With the emergence of Mike Tauchman in center field and a dominant Cody Bellinger playing more first base recently, first baseman Jared Young was selected to Triple-A to make room on the roster for Swanson’s return from IL.
“Dansby is really important to our success,” said manager David Ross. “He sees a lot. He’s very aware of his surroundings, how the game is moving.”
Both Swanson’s wife and her coach think he might have a future as a coach, but his return to the field strengthens the Cubs’ home defense (47-51) while lightening the workload on double play partner Nico Hoerner.
Returning to second base after replacing Swanson shortly, Hoerner shrugged off a slow July offense by reaching base four times, scoring three times, with an encouraging double thrown to the shuffled left field wall.
“With Dansby back, it was really clear today how he stretches the lineup, pushing some of those other guys down,” said Ross. “It’s starting to feel like the offense is going really, really deep again.”
Even with Nick Madrigal continuing a rehab assignment this weekend, Swanson’s sixth-hitting Saturday pushed the Cubs closer to their best lineup during a late-July stretch in which the clubhouse can at least theoretically pin some hope on being able to keep this group of players together at the trade deadline.
“Today was a perfect example of us trying to show what we’re capable of,” said reliever Michael Fulmer, who opened the game on Saturday. “Our offense has been outstanding since the All-Star break, obviously, and I think a large part of our success is due to them.”
“Every game, every moment obviously matters,” Swanson said when asked if there was an added benefit to being sidelined during a crucial stretch. “So, in that regard, no. But overall, I love to compete and I love hanging out with guys. Sometimes it stinks when you’re on the side and not able to be out there.

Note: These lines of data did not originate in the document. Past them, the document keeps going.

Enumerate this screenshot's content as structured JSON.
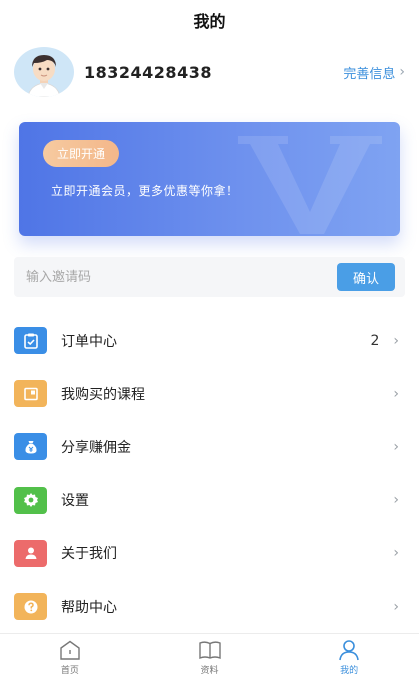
{
  "header": {
    "title": "我的"
  },
  "profile": {
    "username": "18324428438",
    "complete_label": "完善信息",
    "chevron": "›",
    "avatar_icon": "avatar-cartoon-boy"
  },
  "vip_card": {
    "button_label": "立即开通",
    "promo_text": "立即开通会员，更多优惠等你拿！",
    "watermark_glyph": "V",
    "colors": {
      "start": "#4f75e6",
      "end": "#7fa3f2",
      "button": "#f3b78a"
    }
  },
  "invite": {
    "placeholder": "输入邀请码",
    "value": "",
    "confirm_label": "确认"
  },
  "menu": {
    "items": [
      {
        "label": "订单中心",
        "count": "2",
        "icon": "clipboard-check-icon",
        "color": "#3a8ee6"
      },
      {
        "label": "我购买的课程",
        "count": "",
        "icon": "course-icon",
        "color": "#f2b45a"
      },
      {
        "label": "分享赚佣金",
        "count": "",
        "icon": "money-bag-icon",
        "color": "#3a8ee6"
      },
      {
        "label": "设置",
        "count": "",
        "icon": "gear-icon",
        "color": "#52c04a"
      },
      {
        "label": "关于我们",
        "count": "",
        "icon": "user-icon",
        "color": "#ec6b6b"
      },
      {
        "label": "帮助中心",
        "count": "",
        "icon": "help-icon",
        "color": "#f2b45a"
      }
    ],
    "chevron": "›"
  },
  "tabbar": {
    "tabs": [
      {
        "label": "首页",
        "icon": "home-icon",
        "active": false
      },
      {
        "label": "资料",
        "icon": "book-icon",
        "active": false
      },
      {
        "label": "我的",
        "icon": "person-icon",
        "active": true
      }
    ]
  }
}
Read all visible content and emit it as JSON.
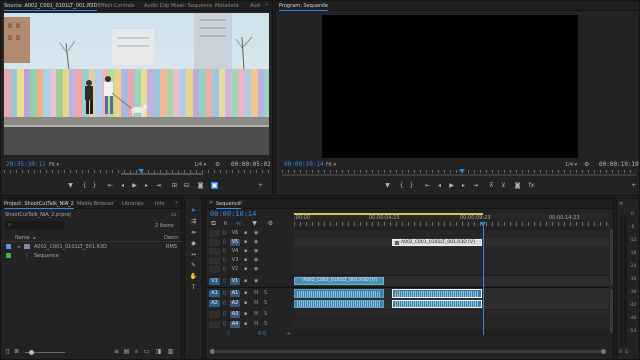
{
  "source": {
    "tabs": [
      {
        "label": "Source: A002_C001_0101LT_001.R3D",
        "active": true
      },
      {
        "label": "Effect Controls"
      },
      {
        "label": "Audio Clip Mixer: Sequence"
      },
      {
        "label": "Metadata"
      },
      {
        "label": "Aud"
      }
    ],
    "timecode_current": "20:35:30:13",
    "fit": "Fit",
    "quality": "1/4",
    "timecode_duration": "00:00:05:02"
  },
  "program": {
    "tab": "Program: Sequence",
    "timecode_current": "00:00:10:14",
    "fit": "Fit",
    "quality": "1/4",
    "timecode_duration": "00:00:19:19"
  },
  "project": {
    "tabs": [
      {
        "label": "Project: ShootCutTalk_NIA_2",
        "active": true
      },
      {
        "label": "Media Browser"
      },
      {
        "label": "Libraries"
      },
      {
        "label": "Info"
      }
    ],
    "file_name": "ShootCutTalk_NIA_2.prproj",
    "item_count": "2 Items",
    "col_name": "Name",
    "col_desc": "Descr",
    "items": [
      {
        "name": "A002_C001_0101LT_001.R3D",
        "desc": "RMS",
        "color": "#6e8fd8"
      },
      {
        "name": "Sequence",
        "desc": "",
        "color": "#3bb54a"
      }
    ]
  },
  "timeline": {
    "tab": "Sequence",
    "timecode": "00:00:10:14",
    "ruler_labels": [
      ":00:00",
      "00:00:04:23",
      "00:00:09:23",
      "00:00:14:23"
    ],
    "video_tracks": [
      "V6",
      "V5",
      "V4",
      "V3",
      "V2",
      "V1"
    ],
    "audio_tracks": [
      "A1",
      "A2",
      "A3",
      "A4"
    ],
    "master_value": "0.0",
    "clip_v6_label": "A002_C001_0101LT_001.R3D [V]",
    "clip_v1_label": "A002_C001_0101LT_001.R3D [V]",
    "meter_labels": [
      "0",
      "-6",
      "-12",
      "-18",
      "-24",
      "-30",
      "-36",
      "-42",
      "-48",
      "-54"
    ]
  },
  "colors": {
    "accent": "#2d8ceb",
    "clip_video": "#4c8fb4",
    "clip_audio": "#3b7fa6"
  }
}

Swanson could be found pre-game testing his heel by running bases over the previous two days, which Ross says was the final step to feeling comfortable enough to activate it. But Swanson has hinted that his left foot is something he should at least be aware of as he makes his comeback.
Since hitting the first pitch he saw that day for a double into right field, Swanson’s more cautious gate on the basepaths was visible from the get-go. But in making a backhand short hop pick on a 105 mph bullet from Tyler O’Neill’s bat in the seventh, Swanson showed no ill effect.
“I’ve always had a good feel for the pace control I need, so I’m going to be smart about myself,” said Swanson. “With a heel injury, any type of movement, any type of course, I had to build all the way. I wouldn’t be out there if I didn’t feel capable of being a productive baseball player.
With Saturday’s performance, Swanson increased his season line to .261/.347/.413 with 10 home runs in his first 84 games in a Cub uniform.
Swanson joked of his comeback success: “Swing hard in case you hit it, that’s the motto. The hitting staff did a great job of keeping me fit and in the flow of the type of play when it came to the offense. Definitely nice to be able to get off to a good start.”